If her mother had died a week after her sweetheart, then she must have been dead for about a year. It had to have been a terrible blow for Cissy to lose her mother and her sweetheart all in one go. But if that were so, and notwithstanding the fact that Mrs Darling believed both of Cissy’s parents to be dead, why did her neighbours not seem to know?
‘Is that what all this is about?’ I said to Cissy. ‘Your young man who died?’
She turned her head to one side. Nan, her throat just lightly creased by Cissy’s knife, coughed a little before settling down into silence once again.
‘It’s about all of it,’ Cissy said. She looked at me, and not understanding what she meant, I frowned.
‘Everyone around me goes away or dies,’ she said. ‘I lose everything!’ It was said with such passion. ‘Nobody loses everything like I do!’ she continued. ‘Not Nellie Martin, not Marie Abrahams, not Violet Dickens not even that stupid, stupid Dolly O’Dowd!’

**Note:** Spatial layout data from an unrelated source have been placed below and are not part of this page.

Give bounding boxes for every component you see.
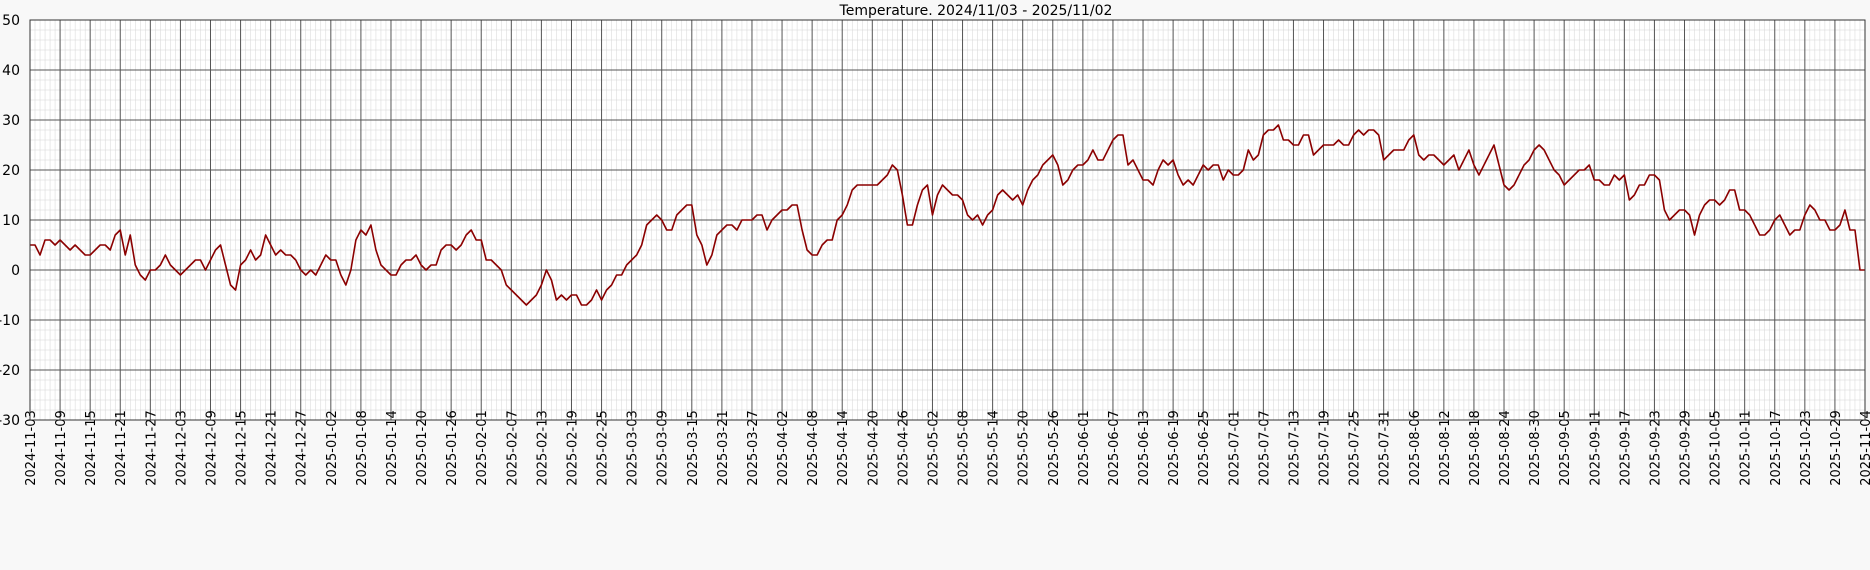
x-tick-label: 2025-06-13 bbox=[1137, 410, 1152, 486]
x-tick-label: 2025-02-01 bbox=[475, 410, 490, 486]
y-tick-label: 10 bbox=[2, 213, 20, 229]
x-tick-label: 2025-05-26 bbox=[1047, 410, 1062, 486]
y-tick-label: 50 bbox=[2, 13, 20, 29]
x-tick-label: 2025-05-14 bbox=[987, 410, 1002, 486]
x-tick-label: 2025-02-13 bbox=[535, 410, 550, 486]
x-tick-label: 2025-07-01 bbox=[1227, 410, 1242, 486]
x-tick-label: 2025-07-31 bbox=[1378, 410, 1393, 486]
x-tick-label: 2025-06-01 bbox=[1077, 410, 1092, 486]
x-tick-label: 2024-11-15 bbox=[84, 410, 99, 486]
y-tick-label: 0 bbox=[11, 263, 20, 279]
x-tick-label: 2025-10-05 bbox=[1709, 410, 1724, 486]
x-tick-label: 2025-10-23 bbox=[1799, 410, 1814, 486]
x-tick-label: 2025-01-08 bbox=[355, 410, 370, 486]
x-tick-label: 2025-08-12 bbox=[1438, 410, 1453, 486]
x-tick-label: 2025-06-25 bbox=[1197, 410, 1212, 486]
x-tick-label: 2024-11-27 bbox=[144, 410, 159, 486]
x-tick-label: 2024-12-27 bbox=[295, 410, 310, 486]
x-tick-label: 2025-11-04 bbox=[1859, 410, 1870, 486]
x-tick-label: 2025-08-30 bbox=[1528, 410, 1543, 486]
x-tick-label: 2025-07-13 bbox=[1287, 410, 1302, 486]
y-axis-ticks: 50 40 30 20 10 0 -10 -20 -30 bbox=[0, 13, 20, 429]
x-tick-label: 2024-12-09 bbox=[204, 410, 219, 486]
x-tick-label: 2025-03-09 bbox=[656, 410, 671, 486]
x-tick-label: 2025-07-07 bbox=[1257, 410, 1272, 486]
y-tick-label: 20 bbox=[2, 163, 20, 179]
y-tick-label: -10 bbox=[0, 313, 20, 329]
series-line-0 bbox=[30, 124, 1865, 306]
x-tick-label: 2025-01-26 bbox=[445, 410, 460, 486]
x-tick-label: 2025-09-05 bbox=[1558, 410, 1573, 486]
x-tick-label: 2025-04-26 bbox=[896, 410, 911, 486]
x-tick-label: 2025-07-19 bbox=[1318, 410, 1333, 486]
x-tick-label: 2024-12-03 bbox=[174, 410, 189, 486]
x-tick-label: 2025-02-25 bbox=[596, 410, 611, 486]
x-tick-label: 2025-04-20 bbox=[866, 410, 881, 486]
x-tick-label: 2025-10-11 bbox=[1739, 410, 1754, 486]
x-tick-label: 2025-10-17 bbox=[1769, 410, 1784, 486]
y-tick-label: 40 bbox=[2, 63, 20, 79]
x-tick-label: 2025-05-20 bbox=[1017, 410, 1032, 486]
x-axis-ticks: 2024-11-03 2024-11-09 2024-11-15 2024-11-21… bbox=[24, 410, 1870, 486]
x-tick-label: 2025-07-25 bbox=[1348, 410, 1363, 486]
x-tick-label: 2025-08-06 bbox=[1408, 410, 1423, 486]
x-tick-label: 2025-01-02 bbox=[325, 410, 340, 486]
x-tick-label: 2025-04-08 bbox=[806, 410, 821, 486]
x-tick-label: 2025-09-17 bbox=[1618, 410, 1633, 486]
x-tick-label: 2025-02-07 bbox=[505, 410, 520, 486]
x-tick-label: 2025-03-27 bbox=[746, 410, 761, 486]
x-tick-label: 2025-09-11 bbox=[1588, 410, 1603, 486]
x-tick-label: 2025-06-19 bbox=[1167, 410, 1182, 486]
x-tick-label: 2024-12-15 bbox=[235, 410, 250, 486]
x-tick-label: 2025-01-20 bbox=[415, 410, 430, 486]
y-tick-label: -30 bbox=[0, 413, 20, 429]
x-tick-label: 2025-04-02 bbox=[776, 410, 791, 486]
x-tick-label: 2025-02-19 bbox=[565, 410, 580, 486]
x-tick-label: 2025-01-14 bbox=[385, 410, 400, 486]
x-tick-label: 2025-09-29 bbox=[1679, 410, 1694, 486]
y-tick-label: 30 bbox=[2, 113, 20, 129]
plot-frame bbox=[29, 19, 1866, 421]
y-tick-label: -20 bbox=[0, 363, 20, 379]
x-tick-label: 2024-11-09 bbox=[54, 410, 69, 486]
x-tick-label: 2025-03-03 bbox=[626, 410, 641, 486]
major-gridlines bbox=[29, 19, 1866, 421]
x-tick-label: 2025-04-14 bbox=[836, 410, 851, 486]
x-tick-label: 2025-08-24 bbox=[1498, 410, 1513, 486]
x-tick-label: 2025-08-18 bbox=[1468, 410, 1483, 486]
series-group bbox=[30, 124, 1865, 306]
x-tick-label: 2024-11-21 bbox=[114, 410, 129, 486]
x-tick-label: 2024-11-03 bbox=[24, 410, 39, 486]
x-tick-label: 2025-05-08 bbox=[957, 410, 972, 486]
x-tick-label: 2025-10-29 bbox=[1829, 410, 1844, 486]
x-tick-label: 2024-12-21 bbox=[265, 410, 280, 486]
x-tick-label: 2025-03-21 bbox=[716, 410, 731, 486]
x-tick-label: 2025-05-02 bbox=[926, 410, 941, 486]
x-tick-label: 2025-03-15 bbox=[686, 410, 701, 486]
x-tick-label: 2025-06-07 bbox=[1107, 410, 1122, 486]
x-tick-label: 2025-09-23 bbox=[1648, 410, 1663, 486]
chart-title: Temperature. 2024/11/03 - 2025/11/02 bbox=[839, 3, 1113, 19]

I inched slightly forwards, but then stopped when I saw the terrible look that Cissy was giving me. If she had killed as frequently and as viciously as I thought she had, I knew she’d have no compunction about murdering me or my sister.
‘Because you know what, Mr Hancock? You know what your sister and her friends did in the Great War? You know the damage that they caused to men all over the East End of London?’
‘Nancy and her friends were White Feather girls,’ I said. ‘I didn’t know until just recently. I was away at the time, fighting in the trenches. Cissy, I don’t approve. Had I known, I would have put a stop to it, but . . .’
‘I’ve got no quarrel with you,’ Cissy said. ‘But those women have to pay for what they did to Albert.’ She looked up at me with eyes full of pain. ‘He wasn’t strong, he didn’t have to fight. And yet those girls, they went on and on and on at him every time they saw him! “Why aren’t you in uniform, young man?” “Don’t you want to fight for King and country?” “What kind of man is it who doesn’t want to defend his country’s honour?” He said they used to follow him. I told him not to take any notice.’
‘But he joined up anyway.’
‘He lost his mind out there in those trenches. He couldn’t do it! He couldn’t do what they wanted him to do, he wasn’t strong enough.’ Her eyes filled with tears. ‘When first he came back, he didn’t know me! Then when he did, all he could do was say my name! We never spoke again after he went away. Not like you and me are speaking now – never!’
‘Cissy, I do understand . . .’
‘I visited him in Claybury every day,’ she said. ‘While I was doing that, although I was still angry, I could manage. But then one day Albert died. He got that dysentery so many of the patients get in that type of hospital, and he died. He should never have been there! If he hadn’t been in the asylum he would still be alive!’
‘And then your mum?’
Cissy was crying now. ‘They just died! Both of them! I didn’t know what to do!’
I moved slightly closer to her.
‘I lost the people I loved the most! I knew I’d lose the house too! We could only stay there as long as Mum was alive! I had to pretend. Day in and day out, I had to pretend – to everyone!’ Her face darkened again and she said, ‘They had to pay, those women! They had to know what it felt like to lose!’
‘Cissy . . .’
‘I will get them all eventually, you know,’ she said. ‘Even Rosemary out in Canada. I’ll get her too. I will.’
‘Cissy.’ I leaned down towards her, and in spite of myself I smiled. ‘Cissy, you can’t carry on like this, love,’ I said. ‘It doesn’t help. My sister Nancy was a silly girl when she was younger, but she knows now that she was in the wrong. It was nothing personal against you or Albert. I don’t think they knew either of you, did they? The soppy things just did what they did because they thought they were being patriotic.’
I saw Nancy’s eyelids flicker for a moment. But I tried to ignore her and concentrate on Cissy.